Prediction #10 — Nobody wins the Google Lunar X-Prize. Just yesterday the X-Prize Foundation announced that there are five teams still left in the running for the Google Lunar X-Prize (GLXP), which is scheduled to be finished one way or another by the end of this calendar year. There were by my calculations, only two GLXP teams that had an even remote chance of winning — SpaceIL from Israel and the Part-time Scientists from Germany. Well the Part-time Scientists didn’t make this week’s short list and that’s the only real news. Maybe their backer, Audi, didn’t want to pay the big bucks for a Falcon 9 launch, I simply don’t know. But the departure of the Germans was a surprise to me.

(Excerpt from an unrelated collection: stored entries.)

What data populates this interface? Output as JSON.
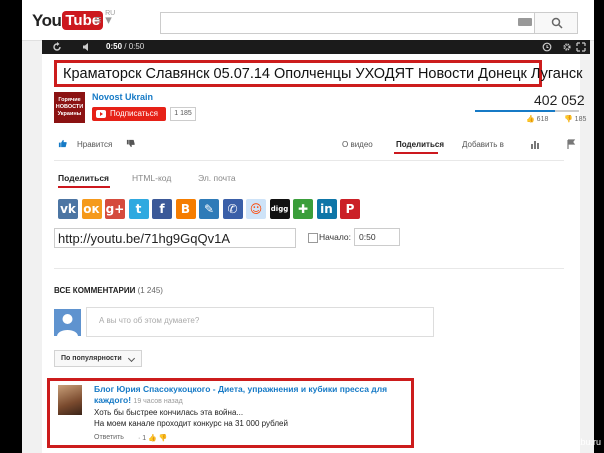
{
  "header": {
    "logo_you": "You",
    "logo_tube": "Tube",
    "logo_region": "RU",
    "guide_icon": "≡ ▾"
  },
  "player": {
    "current_time": "0:50",
    "separator": " / ",
    "duration": "0:50"
  },
  "video": {
    "title": "Краматорск Славянск 05.07.14 Ополченцы УХОДЯТ Новости Донецк Луганск",
    "channel_name": "Novost Ukrain",
    "channel_thumb_text": "Горячие НОВОСТИ Украины",
    "subscribe_label": "Подписаться",
    "subscriber_count": "1 185",
    "views": "402 052",
    "likes": "618",
    "dislikes": "185",
    "like_ratio": 0.77
  },
  "actions": {
    "like_label": "Нравится",
    "about_tab": "О видео",
    "share_tab": "Поделиться",
    "add_tab": "Добавить в"
  },
  "share": {
    "tabs": [
      "Поделиться",
      "HTML-код",
      "Эл. почта"
    ],
    "url": "http://youtu.be/71hg9GqQv1A",
    "start_label": "Начало:",
    "start_value": "0:50",
    "networks": [
      {
        "name": "vk",
        "glyph": "vk",
        "color": "#4c75a3"
      },
      {
        "name": "odnoklassniki",
        "glyph": "ок",
        "color": "#f59a1b"
      },
      {
        "name": "google-plus",
        "glyph": "g+",
        "color": "#d54b3d"
      },
      {
        "name": "twitter",
        "glyph": "t",
        "color": "#2fa9e0"
      },
      {
        "name": "facebook",
        "glyph": "f",
        "color": "#3b5998"
      },
      {
        "name": "blogger",
        "glyph": "B",
        "color": "#f57d00"
      },
      {
        "name": "livejournal",
        "glyph": "✎",
        "color": "#2e7bb8"
      },
      {
        "name": "myspace",
        "glyph": "✆",
        "color": "#3a5fa8"
      },
      {
        "name": "reddit",
        "glyph": "☺",
        "color": "#cee3f8"
      },
      {
        "name": "digg",
        "glyph": "digg",
        "color": "#111111"
      },
      {
        "name": "stumbleupon",
        "glyph": "✚",
        "color": "#3b9e3b"
      },
      {
        "name": "linkedin",
        "glyph": "in",
        "color": "#0e76a8"
      },
      {
        "name": "pinterest",
        "glyph": "P",
        "color": "#cb2027"
      }
    ]
  },
  "comments": {
    "heading": "ВСЕ КОММЕНТАРИИ",
    "count": "(1 245)",
    "input_placeholder": "А вы что об этом думаете?",
    "sort_label": "По популярности",
    "items": [
      {
        "author": "Блог Юрия Спасокукоцкого - Диета, упражнения и кубики пресса для каждого!",
        "time": "19 часов назад",
        "line1": "Хоть бы быстрее кончилась эта война...",
        "line2": "На моем канале проходит конкурс на 31 000 рублей",
        "reply": "Ответить",
        "score": "1"
      }
    ]
  },
  "watermark": "pikabu.ru",
  "colors": {
    "accent_red": "#cc181e",
    "link_blue": "#167ac6",
    "subscribe_red": "#e62117"
  }
}
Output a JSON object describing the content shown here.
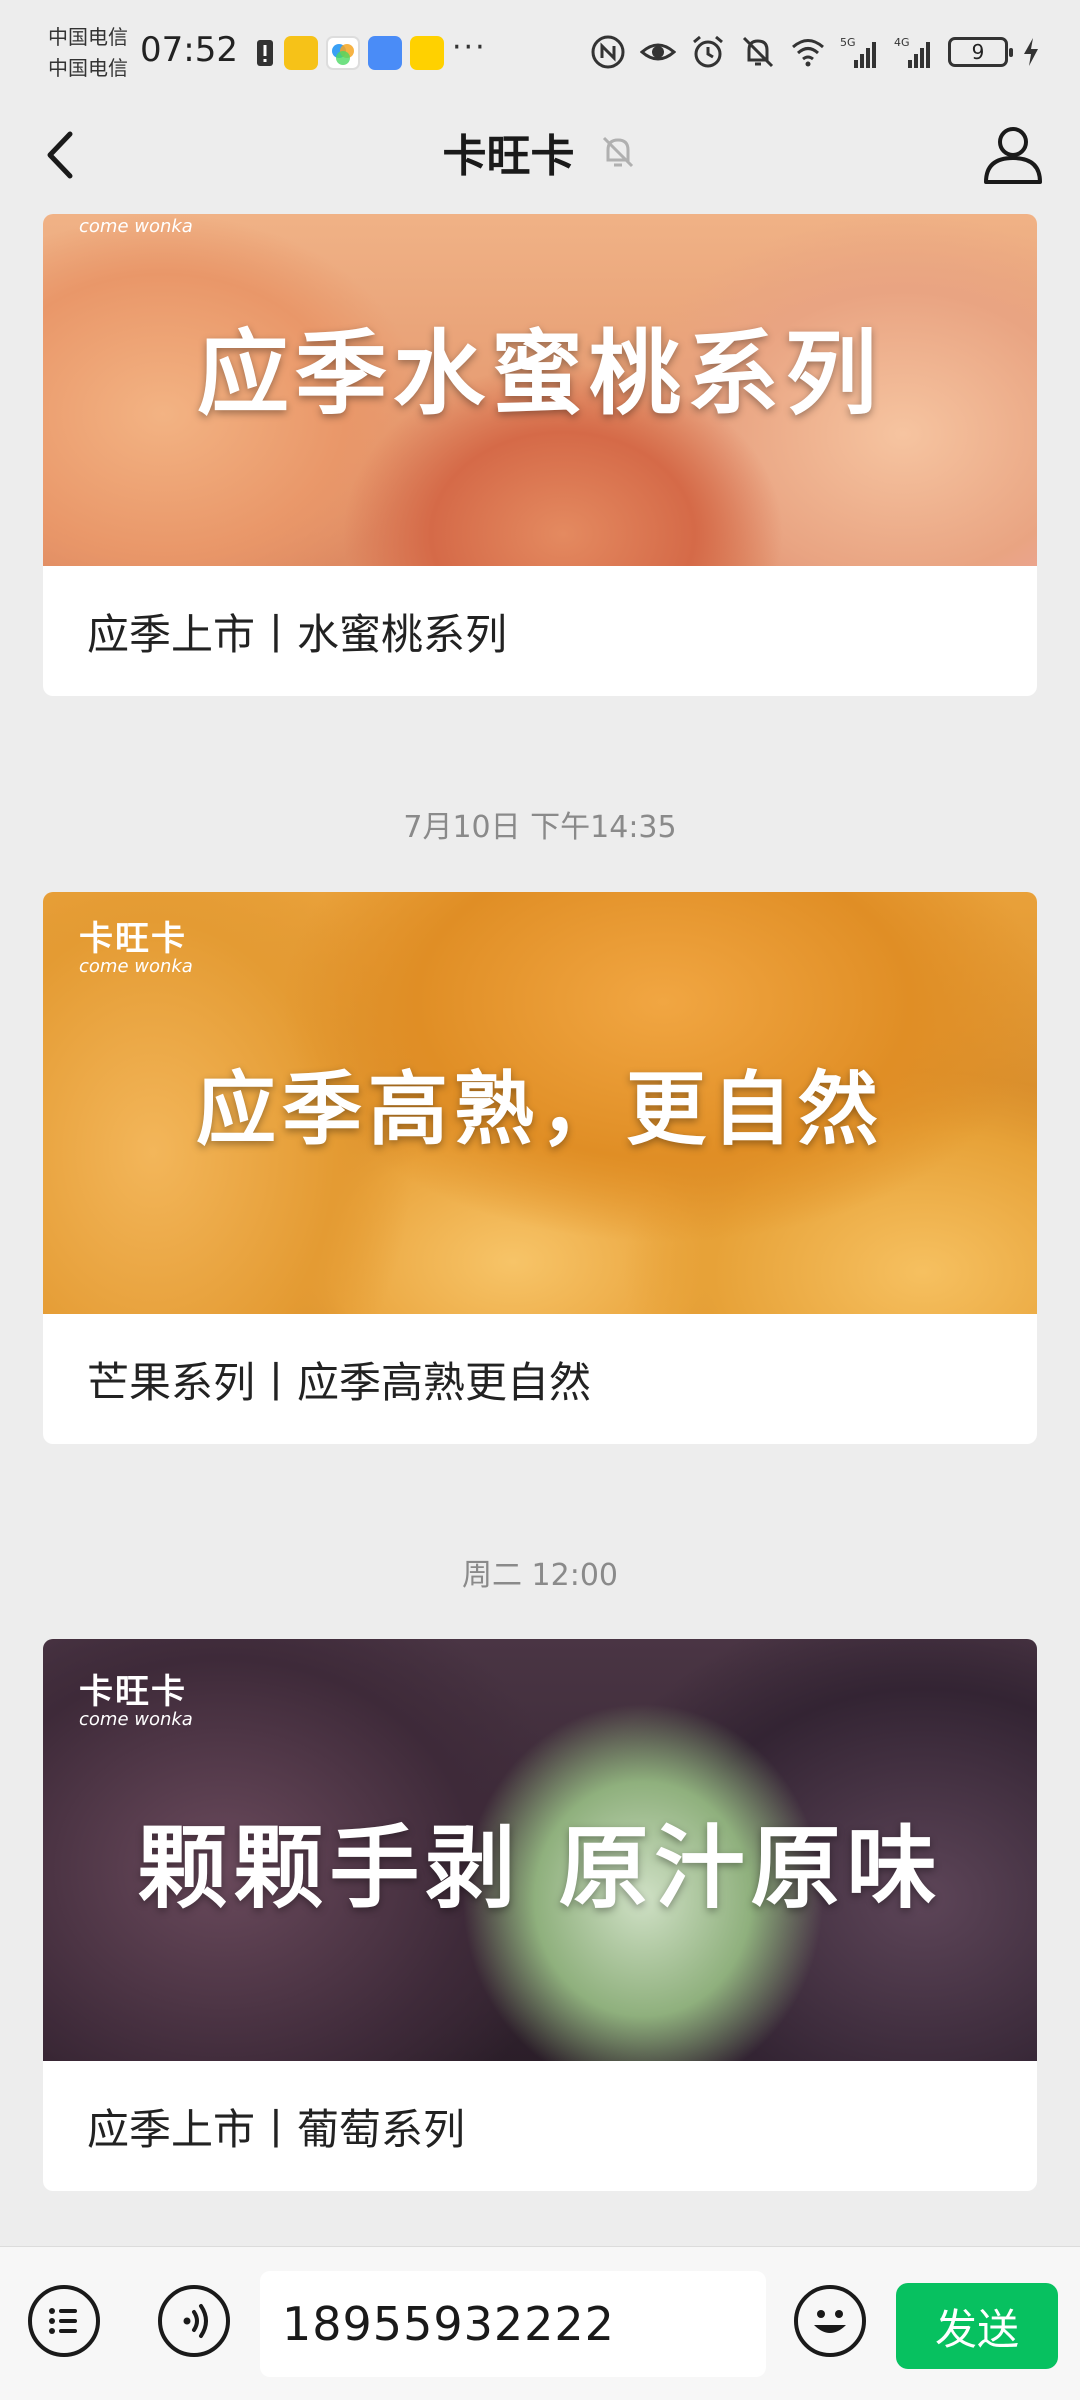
{
  "status_bar": {
    "carrier_1": "中国电信",
    "carrier_2": "中国电信",
    "time": "07:52",
    "more": "···",
    "battery": "9",
    "icons": [
      "alert-icon",
      "app-taobao-icon",
      "app-photos-icon",
      "app-mail-icon",
      "app-meituan-icon",
      "nfc-icon",
      "eye-icon",
      "alarm-icon",
      "mute-bell-icon",
      "wifi-icon",
      "signal-5g-icon",
      "signal-4g-icon",
      "charging-icon"
    ]
  },
  "header": {
    "title": "卡旺卡",
    "back_icon": "chevron-left-icon",
    "mute_icon": "bell-off-icon",
    "profile_icon": "person-icon"
  },
  "feed": [
    {
      "timestamp": "",
      "image_headline": "应季水蜜桃系列",
      "image_brand_cn": "",
      "image_brand_en": "come wonka",
      "caption": "应季上市丨水蜜桃系列"
    },
    {
      "timestamp": "7月10日 下午14:35",
      "image_headline": "应季高熟，更自然",
      "image_brand_cn": "卡旺卡",
      "image_brand_en": "come wonka",
      "caption": "芒果系列丨应季高熟更自然"
    },
    {
      "timestamp": "周二 12:00",
      "image_headline": "颗颗手剥 原汁原味",
      "image_brand_cn": "卡旺卡",
      "image_brand_en": "come wonka",
      "caption": "应季上市丨葡萄系列"
    }
  ],
  "input_bar": {
    "menu_icon": "list-menu-icon",
    "voice_icon": "voice-icon",
    "text_value": "18955932222",
    "emoji_icon": "emoji-icon",
    "send_label": "发送"
  },
  "colors": {
    "background": "#ededed",
    "send_button": "#07c160"
  }
}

To win, a team has to have both a viable launch and a viable lander. At the moment it doesn’t appear to me that any team has both. Some, like Moon Express, actually have neither. Their ride to space isn’t tested and if they have a lander nobody I know has actually seen it. The Indian and Japanese teams seem to have a viable launch but no finished rovers to carry on that launch. And poor SpaceIL, which had both a lander and a launcher in SpaceX, seems to have recently lost their launch through no fault of theirs. It is possible the Israelis will find another launch in time but far from guaranteed.
What’s happening with SpaceIL is their Falcon 9 launch slot was reclaimed by Spaceflight, the company that aggregates and resells excess launch capacity, so this doesn’t directly have anything to do with SpaceX, itself. One explanation is that Spaceflight found more lucrative passengers for that launch but I don’t know if that’s the real reason. SpaceIL required a large fraction of the mission’s launch capacity, not because they are so large, but rather because they required the F9 upper stage to inject them into a high elliptical orbit (thus limiting mass available for payloads into Low Earth Orbit). Spaceflight has told at least one person that they were just not confident that the SpaceIl lander design could tolerate the launch. It sounds weird but that’s one story. It makes SpaceIL unhappy, but I don’t think that they have too many options, though Spaceflight says they are still looking for SpaceIL another 2017 launch.
So I’m predicting nobody makes it to the Moon this year. And Google, which is sick and embarrassed by this whole mess, has made it clear that at the end of 2017 the GLXP will disappear forever, so get over it.
Of course this reads nothing like this week’s many GLXP news stories on the subject. Alternative facts? Nope, Im just trying to be a realistic prognosticator.